--apriori Algorithm of Python Association analysis

Source: Internet
Author: User
using Apriori algorithm to correlate analysis Apriori principle

If a set of items is frequent, then all subsets of it are also frequent. That is, if {0,1} is frequent, {0},{1} is also frequent.

This principle is intuitively not helpful, but if you look at it in turn, it works.

If an item set is not frequent, then all of its superset are also infrequent. That is, if {0} is also infrequent, any superset of {0}, such as {0,1}, is also infrequent. Important Definition

# Test Item Set:
    [[' Soy milk ', ' lettuce '],
     [' lettuce ', ' diaper ', ' wine ', ' beet '],
     [' Soy milk ', ' diaper ', ' wine ', ' orange juice '],
     [' lettuce ', ' soy milk ', ' diaper ', ' wine '],
     [' lettuce ', ' soy milk ', ' diaper ', ' orange juice ']]
Support degree (support)

The degree of support for an item set, which is defined as the proportion of records that contain the set of items in the dataset, for example, the test data above, {Soy milk} support is 4/5, and in 5 records, 3 contains {soy milk, diapers}, so {soy milk, diapers} support is 3/5. Support is for the set of items, so you can define a minimum degree of support and keep only the set of items that meet the minimum support. Confidence or confidence level (confidence)

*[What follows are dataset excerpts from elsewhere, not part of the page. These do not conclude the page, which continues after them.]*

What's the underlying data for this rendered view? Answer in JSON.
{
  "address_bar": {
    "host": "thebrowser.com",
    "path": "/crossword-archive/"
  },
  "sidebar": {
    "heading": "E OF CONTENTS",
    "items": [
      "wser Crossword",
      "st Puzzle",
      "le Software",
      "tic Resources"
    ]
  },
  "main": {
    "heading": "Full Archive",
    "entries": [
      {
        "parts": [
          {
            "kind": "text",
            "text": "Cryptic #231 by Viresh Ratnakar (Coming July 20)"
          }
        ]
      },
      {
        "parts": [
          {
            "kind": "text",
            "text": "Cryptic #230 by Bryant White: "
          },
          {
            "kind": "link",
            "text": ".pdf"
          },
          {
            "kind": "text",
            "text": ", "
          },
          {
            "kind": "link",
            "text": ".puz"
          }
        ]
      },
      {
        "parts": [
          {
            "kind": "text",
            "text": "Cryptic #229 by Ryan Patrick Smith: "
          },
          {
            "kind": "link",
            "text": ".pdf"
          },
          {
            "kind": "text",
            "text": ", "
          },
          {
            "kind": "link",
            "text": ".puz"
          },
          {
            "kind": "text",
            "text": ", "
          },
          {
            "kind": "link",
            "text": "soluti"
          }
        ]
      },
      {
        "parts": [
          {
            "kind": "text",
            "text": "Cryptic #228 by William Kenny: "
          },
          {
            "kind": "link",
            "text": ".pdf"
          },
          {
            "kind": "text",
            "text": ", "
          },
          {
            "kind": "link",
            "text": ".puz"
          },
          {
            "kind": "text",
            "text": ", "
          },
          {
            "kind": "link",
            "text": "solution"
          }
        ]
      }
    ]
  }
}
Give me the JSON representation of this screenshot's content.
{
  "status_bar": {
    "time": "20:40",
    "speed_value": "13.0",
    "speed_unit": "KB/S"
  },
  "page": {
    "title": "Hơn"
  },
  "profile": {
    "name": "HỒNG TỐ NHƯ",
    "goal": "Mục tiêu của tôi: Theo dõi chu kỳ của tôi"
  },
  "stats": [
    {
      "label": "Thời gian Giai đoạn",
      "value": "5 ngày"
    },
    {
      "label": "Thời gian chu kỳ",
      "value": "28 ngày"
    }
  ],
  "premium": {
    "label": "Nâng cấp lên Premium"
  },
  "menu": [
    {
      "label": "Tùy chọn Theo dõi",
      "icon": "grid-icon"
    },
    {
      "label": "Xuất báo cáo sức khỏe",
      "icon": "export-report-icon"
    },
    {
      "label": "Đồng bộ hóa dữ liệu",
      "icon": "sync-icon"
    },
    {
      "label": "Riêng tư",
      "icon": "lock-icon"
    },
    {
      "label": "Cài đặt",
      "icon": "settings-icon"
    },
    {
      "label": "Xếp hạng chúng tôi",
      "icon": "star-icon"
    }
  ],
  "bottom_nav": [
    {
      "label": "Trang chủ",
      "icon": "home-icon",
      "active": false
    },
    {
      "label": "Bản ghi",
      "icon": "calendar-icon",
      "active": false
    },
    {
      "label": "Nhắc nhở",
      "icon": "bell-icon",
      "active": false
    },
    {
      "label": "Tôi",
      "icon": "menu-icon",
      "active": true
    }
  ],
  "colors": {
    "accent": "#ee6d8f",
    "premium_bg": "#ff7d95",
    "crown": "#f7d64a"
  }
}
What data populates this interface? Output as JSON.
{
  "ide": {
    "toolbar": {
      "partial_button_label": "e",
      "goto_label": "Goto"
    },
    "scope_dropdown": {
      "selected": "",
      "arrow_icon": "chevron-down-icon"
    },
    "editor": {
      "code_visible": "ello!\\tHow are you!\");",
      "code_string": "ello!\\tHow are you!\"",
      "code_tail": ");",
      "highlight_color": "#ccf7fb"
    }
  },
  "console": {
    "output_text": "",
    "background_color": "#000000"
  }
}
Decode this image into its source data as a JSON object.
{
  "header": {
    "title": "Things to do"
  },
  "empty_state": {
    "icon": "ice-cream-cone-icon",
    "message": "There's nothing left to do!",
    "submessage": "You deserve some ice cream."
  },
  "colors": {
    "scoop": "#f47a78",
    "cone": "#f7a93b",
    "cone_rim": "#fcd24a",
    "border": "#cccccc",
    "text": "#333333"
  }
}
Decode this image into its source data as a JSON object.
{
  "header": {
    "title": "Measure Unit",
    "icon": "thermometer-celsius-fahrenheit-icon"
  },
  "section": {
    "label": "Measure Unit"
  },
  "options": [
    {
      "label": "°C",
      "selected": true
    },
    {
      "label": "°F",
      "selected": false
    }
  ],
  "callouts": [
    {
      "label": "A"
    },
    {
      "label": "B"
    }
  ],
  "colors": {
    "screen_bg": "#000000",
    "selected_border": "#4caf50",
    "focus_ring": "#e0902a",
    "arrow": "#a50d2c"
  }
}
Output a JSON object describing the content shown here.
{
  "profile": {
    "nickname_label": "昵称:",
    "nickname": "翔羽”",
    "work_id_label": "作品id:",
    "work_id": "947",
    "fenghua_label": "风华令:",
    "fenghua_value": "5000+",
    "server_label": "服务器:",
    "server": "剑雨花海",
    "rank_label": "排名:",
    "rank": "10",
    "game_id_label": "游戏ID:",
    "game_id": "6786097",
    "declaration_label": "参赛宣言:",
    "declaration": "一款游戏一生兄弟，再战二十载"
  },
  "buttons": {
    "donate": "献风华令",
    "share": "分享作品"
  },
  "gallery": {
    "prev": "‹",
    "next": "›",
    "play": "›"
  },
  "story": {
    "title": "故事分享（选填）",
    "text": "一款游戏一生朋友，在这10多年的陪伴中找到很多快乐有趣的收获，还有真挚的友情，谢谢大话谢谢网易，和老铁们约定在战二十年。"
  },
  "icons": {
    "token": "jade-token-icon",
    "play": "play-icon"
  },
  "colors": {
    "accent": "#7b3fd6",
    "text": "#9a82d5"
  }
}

The confidence level is defined for an association rule such as {diaper}→{wine}. The credibility of this rule is defined as "support ({diaper, wine})/support ({diaper})". In the example above, because the support degree of {diaper, wine} is 3/5,{diaper} is 4/5, the trustworthiness of "diaper → wine" is 3/4=0.75. Python Implementation

Install the corresponding library

Open the Command Line window and enter

Pip Install Apyori

If you fail, you can use a different method.

Test installation:

From Apyori import Apriori

The import was successful, the installation succeeded or failed.

Api

From Apyori import apriori

data = [[' Soy milk ', ' lettuce '],
        [' lettuce ', ' diaper ', ' wine ', ' beet '],
        [' Soy milk ', ' diaper ', ' wine ', ' orange juice '],
        [' Lettuce ', ' soy milk ', ' diaper ', ' wine '],
        [' lettuce ', ' soy milk ', ' diaper ', ' orange juice ']] result

= List (Apriori (transactions=data)

# Apriori Other parameters description :
Min_support-The minimum support of relations (float). Minimum support, which can be used to filter item sets
Min_confidence--The minimum confidence O F Relations (float). Minimum trustworthiness, which can be used to filter the item set Min_lift-The
minimum lift of relations (float). Unknown
Max_length--the maximum Length of the relation (integer). Unknown

The result shown above is a list, and the following is an introduction to the attributes of the elements I can understand, because no related documents are found.

the attribute of each item set in result describes the items– item set, the Frozenset object, which can be iterated out of a subset. support– support degree, float type. confidence– confidence or confidence level, float type. Association rules for the existence of ordered_statistics–
Can iterate, iterate over the attributes of its elements:
items_base– the set of denominator items in an association rule confidence– the credibility end of the association rule corresponding to the denominator rule above

Well, the simple notes are written here. Although the corresponding document for this library is not found for the time being, you can preview the properties of each item set through Pycharm. Although the association rules can not be directly sorted, but do not need to write their own algorithm to calculate the support, than write the calculation of their own process much better. Attention

Apriori algorithm does not apply to the number of non-duplicates set elements more cases, if a store sales of goods are N, the number of all subsets of the 2^n-1, its computational volume, it is conceivable that the proposed analysis of the types of goods <10 species.

Related Article

Contact Us

The content source of this page is from Internet, which doesn't represent Alibaba Cloud's opinion; products and services mentioned on that page don't have any relationship with Alibaba Cloud. If the content of the page makes you feel confusing, please write us an email, we will handle the problem within 5 days after receiving your email.

If you find any instances of plagiarism from the community, please send an email to: info-contact@alibabacloud.com and provide relevant evidence. A staff member will contact you within 5 working days.

A Free Trial That Lets You Build Big!

Start building with 50+ products and up to 12 months usage for Elastic Compute Service

  • Sales Support

    1 on 1 presale consultation

  • After-Sales Support

    24/7 Technical Support 6 Free Tickets per Quarter Faster Response

  • Alibaba Cloud offers highly flexible support services tailored to meet your exact needs.